Background: The prenatal exposure to maternal n-6 and n-3 polyunsaturated fatty acids (PUFAs) might influence the development of social competence and internalizing and externalizing behaviours of the child, because of the numerous functions of PUFAs within the nervous system.
Methods: To analyse the association of selected maternal PUFAs (i.e., AA, EPA, DHA, total n-6, total n-3, and the n-6:n-3 ratio) measured during gestation with childhood social competence and problem behaviours, we examined 311 mother-child pairs from the Maastricht Essential Fatty Acid Birth (MEFAB) cohort. For each woman, PUFA-specific changes in relative concentrations were calculated by identifying the best-fitting curve of PUFA concentration by linear splines of gestational age. The associations of changes in maternal PUFAs in early and late pregnancy with childhood social competence, total problems, internalizing and externalizing behaviours, measured with the Child Behaviour Checklist 4/18 at age 7, were investigated with linear regression analyses adjusted for maternal and children's socio-demographic characteristics.
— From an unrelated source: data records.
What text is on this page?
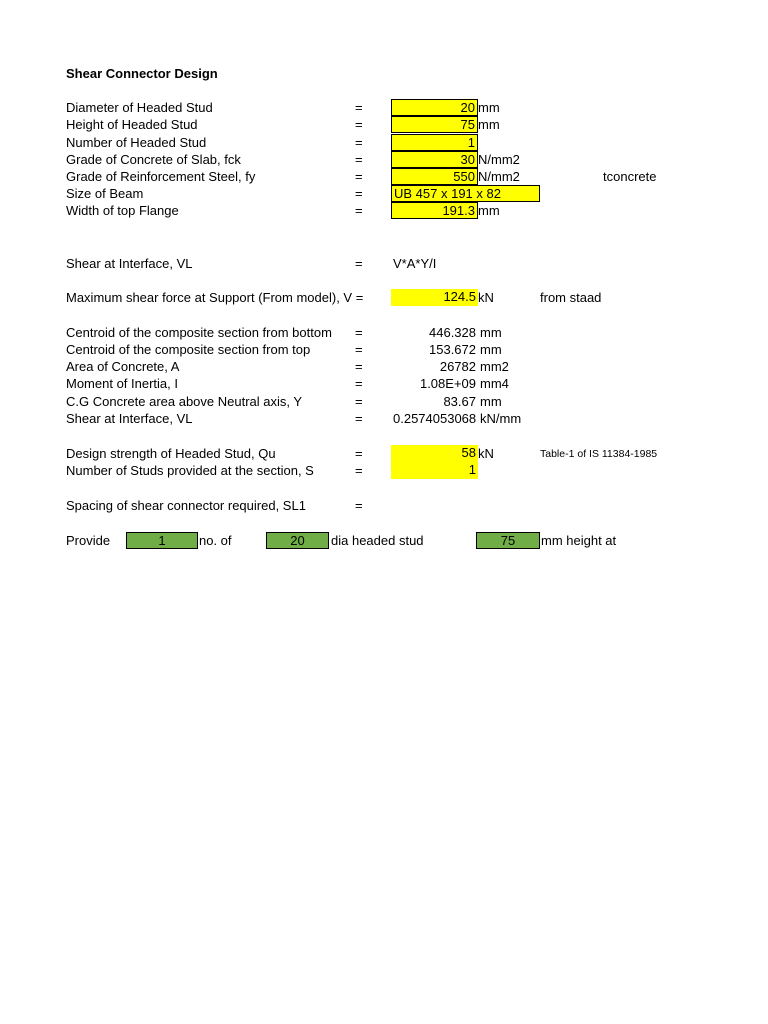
Shear Connector Design
Diameter of Headed Stud	=	20 mm
Height of Headed Stud	=	75 mm
Number of Headed Stud	=	1
Grade of Concrete of Slab, fck	=	30 N/mm2
Grade of Reinforcement Steel, fy	=	550 N/mm2	tconcrete
Size of Beam	= UB 457 x 191 x 82
Width of top Flange	=	191.3 mm
Shear at Interface, VL	= V*A*Y/I
Maximum shear force at Support (From model), V =	124.5 kN	from staad
Centroid of the composite section from bottom =	446.328 mm
Centroid of the composite section from top	=	153.672 mm
Area of Concrete, A	=	26782 mm2
Moment of Inertia, I	=	1.08E+09 mm4
C.G Concrete area above Neutral axis, Y	=	83.67 mm
Shear at Interface, VL	= 0.2574053068 kN/mm
Design strength of Headed Stud, Qu	=	58 kN	Table-1 of IS 11384-1985
Number of Studs provided at the section, S	=	1
Spacing of shear connector required, SL1	=
Provide	1	no. of	20	dia headed stud	75	mm height at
Results: In late gestation (i.e., from gestational week 30), an increase in AA was associated with higher social competence, while a decrease in total n-6 was associated with lower externalizing behaviours. No other significant associations were found.
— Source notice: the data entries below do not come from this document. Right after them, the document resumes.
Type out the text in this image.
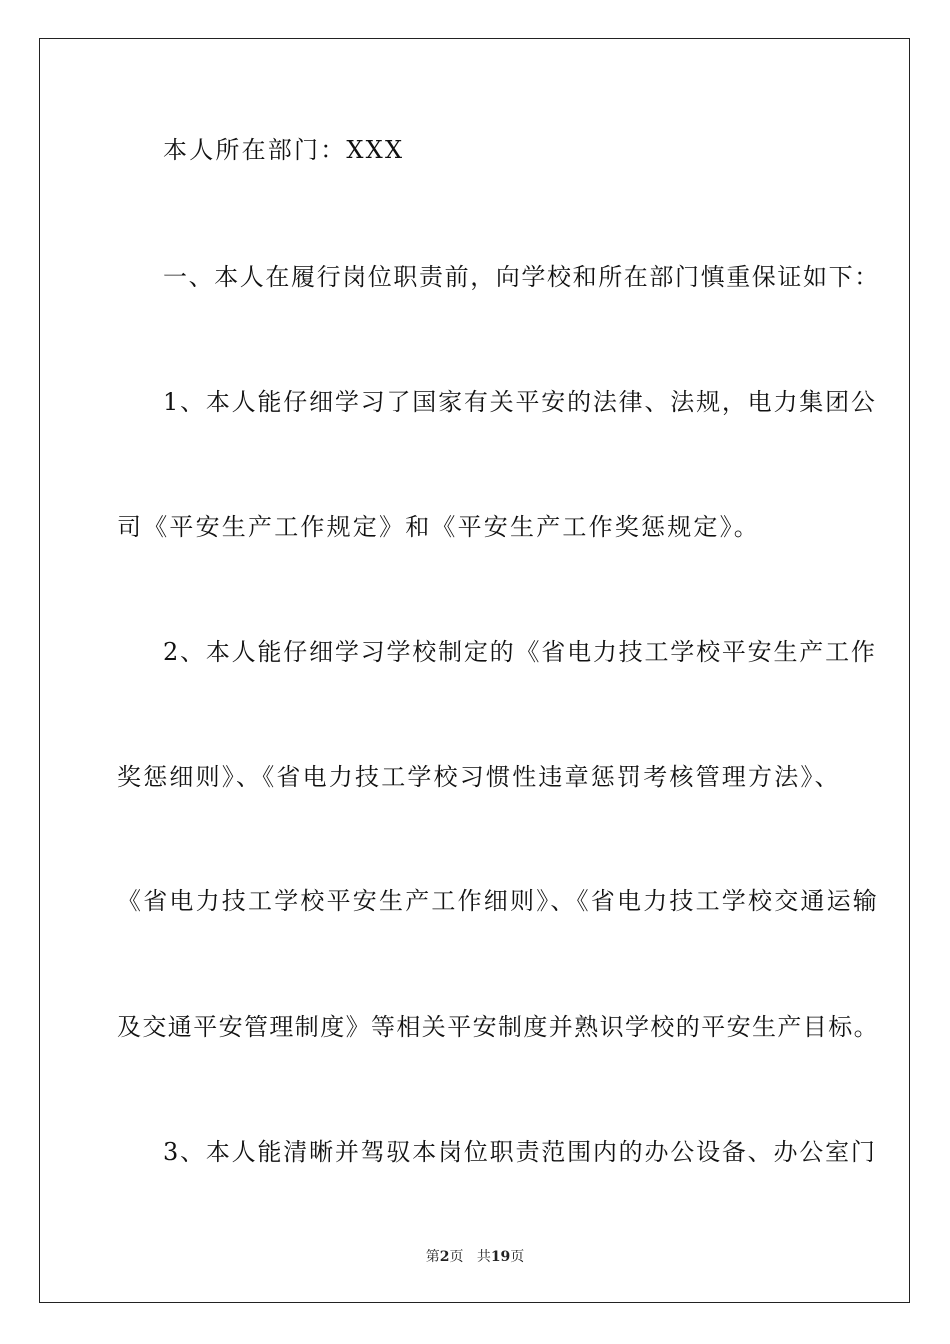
本人所在部门：XXX
一、本人在履行岗位职责前，向学校和所在部门慎重保证如下：
1、本人能仔细学习了国家有关平安的法律、法规，电力集团公
司《平安生产工作规定》和《平安生产工作奖惩规定》。
2、本人能仔细学习学校制定的《省电力技工学校平安生产工作
奖惩细则》、《省电力技工学校习惯性违章惩罚考核管理方法》、
《省电力技工学校平安生产工作细则》、《省电力技工学校交通运输
及交通平安管理制度》等相关平安制度并熟识学校的平安生产目标。
3、本人能清晰并驾驭本岗位职责范围内的办公设备、办公室门
第2页 共19页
Discussion: In this prospective study, increasing maternal AA and decreasing total n-6 were associated with improved social competence and externalizing behaviours, respectively, in 7-year old children. Nonetheless, the clinical significance of the identified associations is modest and further investigations are warranted to clarify the relationship between maternal AA and total n-6 during pregnancy and childhood social and behavioural development.
Keywords: Biomarkers; Developmental origins of health and disease; Polyunsaturated fatty acids; Prenatal programming; Problem behaviours; Social competence.